The Week That Was, 16th October

Oct 19, 2020 | Country

The Week That Was is a weekly recap of all major events that took place in Africa last week.

ABiQ presents a weekly recap of major activities that took place in Africa in the last 7 days. You can watch the video here

Central Africa

  • The president of Angola inaugurated two new assembly plants for tractors and mobile phones in the Viana municipality of Luanda.

Eastern Africa

  • The Ethiopian government decided to suspend a plan to partially privatise Ethiopian Airlines.
  • The United States (US) International Development Finance Corporation (DFC) has agreed to commit $1.55 million worth of technical development for the 50 MW Tulu Moye geothermal power plant.
  • Mozambique published its model for setting up a sovereign wealth fund to capitalise on large investments in its LNG sector.  Mozambique will generate up to $96 billion, six times its current GDP, from LNG projects being developed by Total, ENI, and Exxon.
  • Tanzania’s settlement with Barrick Gold and clampdown on smuggling is paying dividends for its gold-mining sector earning millions in foreign revenue.
  • A copper processing plant in Zambia owned by Rongxin Investments Limited was ordered shut after an effluent dam collapsed polluting a tributary of a river that feeds into the Zambezi river.

Northern Africa

  • After more fields were brought online, Libya’s oil output crossed 500 thousand barrels per day.
  • GE and the government of Sudan signed a preliminary agreement for the addition of 470 MW of power through the commissioning of mobile turbines and the rehabilitation of three existing power plants.
  • Sudan will price domestic fuel based on international rates.  The World Bank has approved a loan of $400 million to clear arrears and support economic reforms.
  • Tunisia expects its budget deficit to reach 14% of GDP in 2020 due to the impact of the COVID-19 pandemic.

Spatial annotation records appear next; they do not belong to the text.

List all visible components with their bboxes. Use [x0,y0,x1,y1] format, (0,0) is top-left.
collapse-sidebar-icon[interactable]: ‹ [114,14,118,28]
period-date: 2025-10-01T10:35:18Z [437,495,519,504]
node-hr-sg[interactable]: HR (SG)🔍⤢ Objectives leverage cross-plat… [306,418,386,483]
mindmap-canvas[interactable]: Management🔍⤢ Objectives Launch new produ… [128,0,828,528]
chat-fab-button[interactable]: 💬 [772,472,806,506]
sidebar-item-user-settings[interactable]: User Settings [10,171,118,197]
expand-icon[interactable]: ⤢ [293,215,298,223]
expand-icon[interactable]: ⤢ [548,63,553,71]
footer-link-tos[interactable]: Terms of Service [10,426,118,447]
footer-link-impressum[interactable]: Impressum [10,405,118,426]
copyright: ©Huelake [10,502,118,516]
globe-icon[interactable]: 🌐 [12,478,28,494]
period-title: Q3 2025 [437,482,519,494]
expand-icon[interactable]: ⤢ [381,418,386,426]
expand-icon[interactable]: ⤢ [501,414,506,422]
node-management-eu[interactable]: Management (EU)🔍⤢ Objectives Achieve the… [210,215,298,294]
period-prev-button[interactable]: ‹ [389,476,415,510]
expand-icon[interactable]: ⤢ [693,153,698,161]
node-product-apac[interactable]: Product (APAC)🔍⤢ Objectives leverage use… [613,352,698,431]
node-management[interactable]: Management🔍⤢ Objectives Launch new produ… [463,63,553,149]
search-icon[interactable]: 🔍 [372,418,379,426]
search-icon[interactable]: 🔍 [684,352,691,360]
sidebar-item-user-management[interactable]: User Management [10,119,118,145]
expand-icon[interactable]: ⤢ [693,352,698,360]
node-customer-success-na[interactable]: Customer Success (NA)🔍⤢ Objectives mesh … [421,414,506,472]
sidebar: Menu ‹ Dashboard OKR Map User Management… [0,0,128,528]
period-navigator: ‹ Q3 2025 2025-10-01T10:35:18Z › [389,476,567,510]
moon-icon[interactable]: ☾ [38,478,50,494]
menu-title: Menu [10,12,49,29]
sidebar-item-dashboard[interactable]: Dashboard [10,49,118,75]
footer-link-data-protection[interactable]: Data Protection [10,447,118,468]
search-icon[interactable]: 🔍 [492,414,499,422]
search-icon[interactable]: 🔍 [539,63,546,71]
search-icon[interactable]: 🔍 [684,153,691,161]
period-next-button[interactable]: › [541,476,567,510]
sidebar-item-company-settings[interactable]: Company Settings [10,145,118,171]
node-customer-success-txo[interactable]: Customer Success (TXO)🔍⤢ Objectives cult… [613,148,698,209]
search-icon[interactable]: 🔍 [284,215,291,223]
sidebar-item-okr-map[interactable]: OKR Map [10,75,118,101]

This is the highest in nearly four decades.

Southern Africa

  • Uber in South Africa launched a medicine delivery service.
  • South African government will allow municipalities to source their own power.  However, many of these municipalities are effectively bankrupt with no means to guarantee any offtakes from private producers.

Western Africa

  • Ghana Gas will build a new LPG bottling plant near Axim in the West of the country.  The plant will have loading, unloading, and storage tanks as well as a bottle testing facility.  This comes after a number of fatal and destructive incidents due to poor standards in the LPG bottling process.
  • The World Bank estimates that Ghana’s public debt will rise significantly during 2020 as a result of lower oil prices and significantly increased spending due to COVID-19.
  • A new fertiliser plant in Asankara in Ghana will produce 300 thousand tonnes of blended organic fertilisers and will be commissioned during the first quarter of 2021.  The plant is situated on a 62 thousand square metre site and will be fully automated.
  • Nigerian Paystack was acquired by the US’ Stripe for $200 million giving Stripe a foothold in the West African country.
  • The Nigerian government has launched Nigeria Agenda 2050 with a long-term plan to develop the country with a focus on job-creating
  • The Solid Mineral Development Fund (SMDF) has announced an investment drive of $500 million into the Nigerian mining sector.  SMDF hopes this will act as a catalyst for other private sector investments into the industry.